The final scene in Chapter 13, which describes Gordon’s visit to Claudia in the hospital in Madrid after the car accident, relies on shifting perspective to lend Claudia’s narrative some credibility. As Gordon died before Claudia’s cancer diagnosis, he is not one of the characters who visit her on her deathbed. The parallel hospital scenes, though, offer insight into Gordon as a character and thereby reinforce Gordon and Claudia’s closeness. Given the other encounters and alternative perspectives that highlight The Subjective Nature of Memory, this passage suggests the power of those rare instances when memory aligns. Claudia is more emotional and vulnerable with Gordon in this moment than she is with any of her visitors at the end of her life. The siblings’ closeness is also reinforced by the shift in perspectives. They each come away from the moment with nearly identical observations: “Claudia lies looking at him. He is more inaccessible than anyone in the world, she thinks; more intensely known and more inaccessible” (164). Gordon observes, in parallel: “Claudia is both closer to and further from him than anyone else” (165). The symmetry in their thoughts reinforces their closeness while also confirming that, at least in her observations about her brother, Claudia is reliable—she has described her unique relationship with Gordon honestly and accurately.

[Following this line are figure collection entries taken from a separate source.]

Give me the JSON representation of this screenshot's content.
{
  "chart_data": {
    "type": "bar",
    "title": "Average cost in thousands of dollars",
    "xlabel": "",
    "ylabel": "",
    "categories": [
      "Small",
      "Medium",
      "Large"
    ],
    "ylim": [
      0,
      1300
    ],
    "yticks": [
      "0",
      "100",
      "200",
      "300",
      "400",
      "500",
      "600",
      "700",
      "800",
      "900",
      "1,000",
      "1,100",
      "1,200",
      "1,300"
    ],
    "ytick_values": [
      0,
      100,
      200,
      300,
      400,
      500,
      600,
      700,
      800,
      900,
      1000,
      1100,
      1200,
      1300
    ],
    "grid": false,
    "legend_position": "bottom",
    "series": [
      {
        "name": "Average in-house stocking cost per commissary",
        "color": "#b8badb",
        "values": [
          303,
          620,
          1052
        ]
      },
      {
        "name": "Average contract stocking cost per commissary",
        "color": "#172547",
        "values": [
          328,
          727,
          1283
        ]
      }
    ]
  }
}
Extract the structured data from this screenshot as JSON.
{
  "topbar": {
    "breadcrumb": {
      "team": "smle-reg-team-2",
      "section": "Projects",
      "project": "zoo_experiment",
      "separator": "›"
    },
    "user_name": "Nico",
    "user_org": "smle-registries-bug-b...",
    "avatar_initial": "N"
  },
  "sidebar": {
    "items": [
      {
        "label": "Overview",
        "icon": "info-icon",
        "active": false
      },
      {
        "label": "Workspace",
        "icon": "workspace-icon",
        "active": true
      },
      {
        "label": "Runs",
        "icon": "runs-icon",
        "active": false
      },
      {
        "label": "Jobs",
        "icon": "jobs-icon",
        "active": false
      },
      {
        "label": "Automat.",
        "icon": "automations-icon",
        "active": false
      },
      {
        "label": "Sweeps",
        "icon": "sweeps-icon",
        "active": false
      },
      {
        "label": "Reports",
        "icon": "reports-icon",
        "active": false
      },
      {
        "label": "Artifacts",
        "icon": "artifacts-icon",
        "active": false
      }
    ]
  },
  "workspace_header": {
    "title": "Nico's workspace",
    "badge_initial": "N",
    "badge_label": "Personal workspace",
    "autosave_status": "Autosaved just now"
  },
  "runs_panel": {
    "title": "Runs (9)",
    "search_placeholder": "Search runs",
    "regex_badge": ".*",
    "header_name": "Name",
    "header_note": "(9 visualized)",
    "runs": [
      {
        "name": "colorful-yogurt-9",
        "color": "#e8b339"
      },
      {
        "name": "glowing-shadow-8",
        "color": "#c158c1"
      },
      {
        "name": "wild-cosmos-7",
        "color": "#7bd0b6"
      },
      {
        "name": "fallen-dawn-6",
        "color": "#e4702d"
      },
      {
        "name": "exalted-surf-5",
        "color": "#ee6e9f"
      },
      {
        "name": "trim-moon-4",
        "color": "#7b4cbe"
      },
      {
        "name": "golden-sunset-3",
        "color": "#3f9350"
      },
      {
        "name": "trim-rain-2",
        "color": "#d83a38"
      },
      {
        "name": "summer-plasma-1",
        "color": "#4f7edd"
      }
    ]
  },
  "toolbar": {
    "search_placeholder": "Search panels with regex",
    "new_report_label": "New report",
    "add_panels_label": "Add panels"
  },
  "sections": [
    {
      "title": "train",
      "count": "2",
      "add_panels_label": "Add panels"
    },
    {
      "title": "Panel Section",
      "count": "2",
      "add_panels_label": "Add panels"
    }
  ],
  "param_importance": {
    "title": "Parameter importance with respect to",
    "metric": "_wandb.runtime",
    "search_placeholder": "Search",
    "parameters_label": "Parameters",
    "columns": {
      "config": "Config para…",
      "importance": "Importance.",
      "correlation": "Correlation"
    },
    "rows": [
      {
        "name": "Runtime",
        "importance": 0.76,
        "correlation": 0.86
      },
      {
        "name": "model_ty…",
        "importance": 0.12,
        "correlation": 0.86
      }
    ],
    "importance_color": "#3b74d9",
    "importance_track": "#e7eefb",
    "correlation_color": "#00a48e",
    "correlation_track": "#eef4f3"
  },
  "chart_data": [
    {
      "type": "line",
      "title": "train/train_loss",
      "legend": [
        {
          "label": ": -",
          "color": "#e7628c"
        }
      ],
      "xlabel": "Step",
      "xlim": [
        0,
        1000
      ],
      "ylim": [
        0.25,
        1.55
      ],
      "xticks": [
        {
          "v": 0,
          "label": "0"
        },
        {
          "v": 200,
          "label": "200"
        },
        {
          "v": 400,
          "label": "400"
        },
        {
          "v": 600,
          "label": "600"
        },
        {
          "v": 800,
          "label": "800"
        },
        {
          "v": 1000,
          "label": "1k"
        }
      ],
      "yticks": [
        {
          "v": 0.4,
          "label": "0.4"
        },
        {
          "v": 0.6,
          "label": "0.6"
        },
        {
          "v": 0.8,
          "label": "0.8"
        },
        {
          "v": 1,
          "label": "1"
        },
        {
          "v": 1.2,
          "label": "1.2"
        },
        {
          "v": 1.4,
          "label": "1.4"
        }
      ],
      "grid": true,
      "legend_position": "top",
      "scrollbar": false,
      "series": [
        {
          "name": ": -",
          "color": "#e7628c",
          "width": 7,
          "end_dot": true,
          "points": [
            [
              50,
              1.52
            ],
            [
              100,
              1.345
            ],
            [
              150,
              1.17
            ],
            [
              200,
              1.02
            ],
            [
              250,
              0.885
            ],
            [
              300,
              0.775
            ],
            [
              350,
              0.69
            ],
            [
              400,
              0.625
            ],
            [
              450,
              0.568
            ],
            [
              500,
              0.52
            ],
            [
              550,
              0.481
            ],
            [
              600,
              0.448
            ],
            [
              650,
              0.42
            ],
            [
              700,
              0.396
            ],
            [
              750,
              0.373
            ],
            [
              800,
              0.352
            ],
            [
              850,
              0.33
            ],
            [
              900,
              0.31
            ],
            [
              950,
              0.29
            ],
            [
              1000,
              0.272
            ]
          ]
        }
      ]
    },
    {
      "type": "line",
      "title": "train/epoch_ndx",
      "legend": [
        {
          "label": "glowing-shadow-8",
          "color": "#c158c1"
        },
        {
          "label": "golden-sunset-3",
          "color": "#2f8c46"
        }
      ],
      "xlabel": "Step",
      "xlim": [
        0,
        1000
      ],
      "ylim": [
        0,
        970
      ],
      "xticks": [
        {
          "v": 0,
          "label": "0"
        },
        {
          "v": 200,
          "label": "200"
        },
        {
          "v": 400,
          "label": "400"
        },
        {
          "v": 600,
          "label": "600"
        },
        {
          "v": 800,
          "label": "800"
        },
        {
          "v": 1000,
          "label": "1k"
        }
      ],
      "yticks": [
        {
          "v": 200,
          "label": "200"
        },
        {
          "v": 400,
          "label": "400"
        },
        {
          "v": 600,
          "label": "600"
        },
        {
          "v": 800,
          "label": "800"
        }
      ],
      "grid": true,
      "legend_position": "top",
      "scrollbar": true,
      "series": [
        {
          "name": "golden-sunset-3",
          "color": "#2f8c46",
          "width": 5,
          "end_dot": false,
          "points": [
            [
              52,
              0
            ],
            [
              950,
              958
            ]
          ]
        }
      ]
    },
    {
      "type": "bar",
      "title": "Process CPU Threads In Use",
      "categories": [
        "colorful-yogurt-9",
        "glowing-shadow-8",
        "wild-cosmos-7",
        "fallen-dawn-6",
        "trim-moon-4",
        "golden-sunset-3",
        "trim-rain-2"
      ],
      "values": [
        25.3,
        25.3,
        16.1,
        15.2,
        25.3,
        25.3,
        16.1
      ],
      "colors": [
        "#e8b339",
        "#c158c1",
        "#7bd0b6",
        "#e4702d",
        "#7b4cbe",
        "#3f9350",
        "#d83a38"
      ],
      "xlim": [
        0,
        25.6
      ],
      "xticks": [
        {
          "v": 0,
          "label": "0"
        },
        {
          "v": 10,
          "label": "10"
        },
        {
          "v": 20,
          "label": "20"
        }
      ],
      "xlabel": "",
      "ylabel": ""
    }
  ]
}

In the early chapters of the novel, the narration moves around freely in time, sometimes describing (or hinting at) events during the war, during Claudia’s childhood, or during her life after the war. That pattern changes after Claudia returns home in Chapter 11. Chapters 11-13 do not contain any descriptions of her time in Egypt, or of Tom. After the strong focus on Tom in Chapters 7-10, this is a stark difference, a stylistic move that Lively makes to underscore the depth of loss that Claudia feels: In short, Lively strives to ensure that the reader also acutely feels Tom’s absence.

Lively uses the literary device of sensory detail to great effect throughout the novel; Claudia’s memories of her surroundings are often rich with evocative visual details as well as descriptions of sound. These sensory details further Claudia’s characterization as an energetic, sensuous woman who appreciates vivid experiences that make her feel truly connected to a moment. Chapter 13 is notable for its sensory description, especially the description of sound. Claudia acknowledges the power of sound to evoke emotion and connection when she imagines that her “history of the world” will tell about the fall of Tezcuco through sound: “Sights one can conjure up in the head; sound is more elusive,” she thinks, resolving to channel that power: “My readers shall hear, at this point—they shall become listeners” (158). This dedication to sensory detail not only enhances Claudia’s characterization but also reinforces the theme of The Intersection of Personal and Global Histories. Claudia wants to include sound in her history because she wants to personalize “a climactic moment in history” (158); she wants her history to feel real and immediate.